Why is it, of all my characters, it's the bad guy talking in my head day and night? Be quiet, Gregory. My hubby is back to working weekends, and Saturday night I went to sleep after reading a great book and dreamed, YES, dreamed about my characters. See, months ago when I came up with a fabulous twist for the end of my book my villain must have thought he had come out on top. But when my readers get their romantic ending at last, he felt cheated. (let's leave the why's and how's a character feels anything to my therapist, shall we?) Stop it, Gregory.
Anyway, after I completed my draft I started hearing very regularly from my bad guy. And he was ticked. I finally promised him his own "happy ending" so he'd leave me alone. Well, apparently, I took too long.
I've written 10,000 words in 2 days. Sunday I woke up and he was screaming in my ear. But I had church, including a primary lesson, then kids and family and all that fun stuff. But he didn't stop. So I stayed up too late last night to write, finally giving up when I started falling asleep in my chair.

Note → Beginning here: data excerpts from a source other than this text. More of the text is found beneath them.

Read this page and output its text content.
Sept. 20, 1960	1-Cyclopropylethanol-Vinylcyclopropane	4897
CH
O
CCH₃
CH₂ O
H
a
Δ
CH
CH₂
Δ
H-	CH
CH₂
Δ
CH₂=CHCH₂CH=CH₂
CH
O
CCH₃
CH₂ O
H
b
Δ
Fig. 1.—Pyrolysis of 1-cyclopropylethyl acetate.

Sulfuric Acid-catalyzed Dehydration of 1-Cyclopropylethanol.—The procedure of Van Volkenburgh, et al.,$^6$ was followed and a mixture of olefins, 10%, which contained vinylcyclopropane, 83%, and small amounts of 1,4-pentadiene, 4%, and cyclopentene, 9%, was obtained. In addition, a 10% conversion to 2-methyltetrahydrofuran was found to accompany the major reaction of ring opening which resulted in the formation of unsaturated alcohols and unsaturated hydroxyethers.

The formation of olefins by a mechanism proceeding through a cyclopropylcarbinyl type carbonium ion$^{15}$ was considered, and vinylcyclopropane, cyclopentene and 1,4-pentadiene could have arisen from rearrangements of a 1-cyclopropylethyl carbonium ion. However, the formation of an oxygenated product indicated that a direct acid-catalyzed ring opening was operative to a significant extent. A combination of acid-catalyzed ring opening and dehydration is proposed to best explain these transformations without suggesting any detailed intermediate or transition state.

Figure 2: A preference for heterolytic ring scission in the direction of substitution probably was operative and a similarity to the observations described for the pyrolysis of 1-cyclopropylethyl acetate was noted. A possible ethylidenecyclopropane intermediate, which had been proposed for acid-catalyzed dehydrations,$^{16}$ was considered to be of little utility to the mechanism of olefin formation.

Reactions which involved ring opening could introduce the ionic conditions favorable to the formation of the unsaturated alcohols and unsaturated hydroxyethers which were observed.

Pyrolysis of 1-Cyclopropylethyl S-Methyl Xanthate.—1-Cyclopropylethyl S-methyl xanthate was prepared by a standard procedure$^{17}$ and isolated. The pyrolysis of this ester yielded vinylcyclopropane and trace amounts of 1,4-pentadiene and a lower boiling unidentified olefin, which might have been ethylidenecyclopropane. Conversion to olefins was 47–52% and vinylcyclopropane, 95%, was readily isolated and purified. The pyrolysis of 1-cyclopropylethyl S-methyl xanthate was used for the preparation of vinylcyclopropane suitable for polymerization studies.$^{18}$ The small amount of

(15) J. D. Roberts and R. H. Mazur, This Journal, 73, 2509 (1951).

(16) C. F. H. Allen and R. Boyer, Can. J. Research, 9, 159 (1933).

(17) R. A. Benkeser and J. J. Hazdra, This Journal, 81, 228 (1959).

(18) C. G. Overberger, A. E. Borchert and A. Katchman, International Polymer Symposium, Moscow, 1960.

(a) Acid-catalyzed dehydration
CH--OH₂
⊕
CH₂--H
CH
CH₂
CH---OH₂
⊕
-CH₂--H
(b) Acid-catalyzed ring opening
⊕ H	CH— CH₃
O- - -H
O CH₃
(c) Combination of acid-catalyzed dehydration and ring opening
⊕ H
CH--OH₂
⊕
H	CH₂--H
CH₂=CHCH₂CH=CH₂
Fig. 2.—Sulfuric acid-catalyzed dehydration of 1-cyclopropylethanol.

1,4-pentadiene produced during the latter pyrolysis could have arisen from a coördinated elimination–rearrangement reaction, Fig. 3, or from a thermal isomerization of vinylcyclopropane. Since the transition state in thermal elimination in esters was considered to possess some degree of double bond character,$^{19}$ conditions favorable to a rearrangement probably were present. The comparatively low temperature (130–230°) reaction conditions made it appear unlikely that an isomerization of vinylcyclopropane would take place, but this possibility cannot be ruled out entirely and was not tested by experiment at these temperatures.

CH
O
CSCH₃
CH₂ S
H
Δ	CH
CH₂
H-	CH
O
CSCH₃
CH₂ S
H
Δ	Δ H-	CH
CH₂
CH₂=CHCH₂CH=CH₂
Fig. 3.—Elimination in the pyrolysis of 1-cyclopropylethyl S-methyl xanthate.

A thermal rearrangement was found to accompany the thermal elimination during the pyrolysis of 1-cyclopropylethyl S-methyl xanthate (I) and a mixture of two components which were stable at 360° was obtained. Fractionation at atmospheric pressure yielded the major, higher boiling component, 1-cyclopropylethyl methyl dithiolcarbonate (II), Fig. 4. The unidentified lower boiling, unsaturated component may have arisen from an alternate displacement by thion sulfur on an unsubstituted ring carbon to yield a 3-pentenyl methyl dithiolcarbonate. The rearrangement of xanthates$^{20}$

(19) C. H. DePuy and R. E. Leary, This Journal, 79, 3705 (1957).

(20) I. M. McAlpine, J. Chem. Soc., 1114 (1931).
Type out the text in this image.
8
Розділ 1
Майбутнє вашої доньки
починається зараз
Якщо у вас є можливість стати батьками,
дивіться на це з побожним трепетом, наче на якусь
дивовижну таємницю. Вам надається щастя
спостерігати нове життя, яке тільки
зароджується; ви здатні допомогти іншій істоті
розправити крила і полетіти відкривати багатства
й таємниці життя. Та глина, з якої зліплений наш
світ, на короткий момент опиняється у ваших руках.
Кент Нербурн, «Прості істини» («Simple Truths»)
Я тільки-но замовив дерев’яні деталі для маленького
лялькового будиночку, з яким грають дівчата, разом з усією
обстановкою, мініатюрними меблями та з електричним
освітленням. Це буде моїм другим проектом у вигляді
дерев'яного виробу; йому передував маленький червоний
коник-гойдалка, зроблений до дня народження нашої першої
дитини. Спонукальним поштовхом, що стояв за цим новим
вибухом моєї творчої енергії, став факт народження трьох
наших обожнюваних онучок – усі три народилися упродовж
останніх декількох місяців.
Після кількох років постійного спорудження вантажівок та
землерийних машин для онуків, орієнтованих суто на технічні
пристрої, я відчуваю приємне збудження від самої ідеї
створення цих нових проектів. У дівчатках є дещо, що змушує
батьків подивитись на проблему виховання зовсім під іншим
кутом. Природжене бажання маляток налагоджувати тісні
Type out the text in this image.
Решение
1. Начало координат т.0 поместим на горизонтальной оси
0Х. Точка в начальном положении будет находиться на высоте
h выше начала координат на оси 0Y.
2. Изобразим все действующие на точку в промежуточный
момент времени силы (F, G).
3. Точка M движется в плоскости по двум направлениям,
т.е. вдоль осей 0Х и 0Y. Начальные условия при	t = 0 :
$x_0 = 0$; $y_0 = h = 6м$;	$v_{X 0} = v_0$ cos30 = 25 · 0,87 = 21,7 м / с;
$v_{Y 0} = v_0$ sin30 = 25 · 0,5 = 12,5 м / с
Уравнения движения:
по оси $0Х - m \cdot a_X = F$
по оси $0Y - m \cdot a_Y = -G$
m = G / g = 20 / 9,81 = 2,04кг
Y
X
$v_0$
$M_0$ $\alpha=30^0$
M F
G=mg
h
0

I'm doing it again tonight, except this time I'm wrapping the story up. And I'm sensing the silence! I know it's coming.
Give it a rest, already! You got the girl; you got everything you wanted. I even gave you a quiet death surrounded by your wife and four children! And all that stuff you griped about happening won't happen until you're already dead, so SHUT UP GREGORY!!!
It's an awful lot of angst to put a writer through for a piece that no one else will ever read.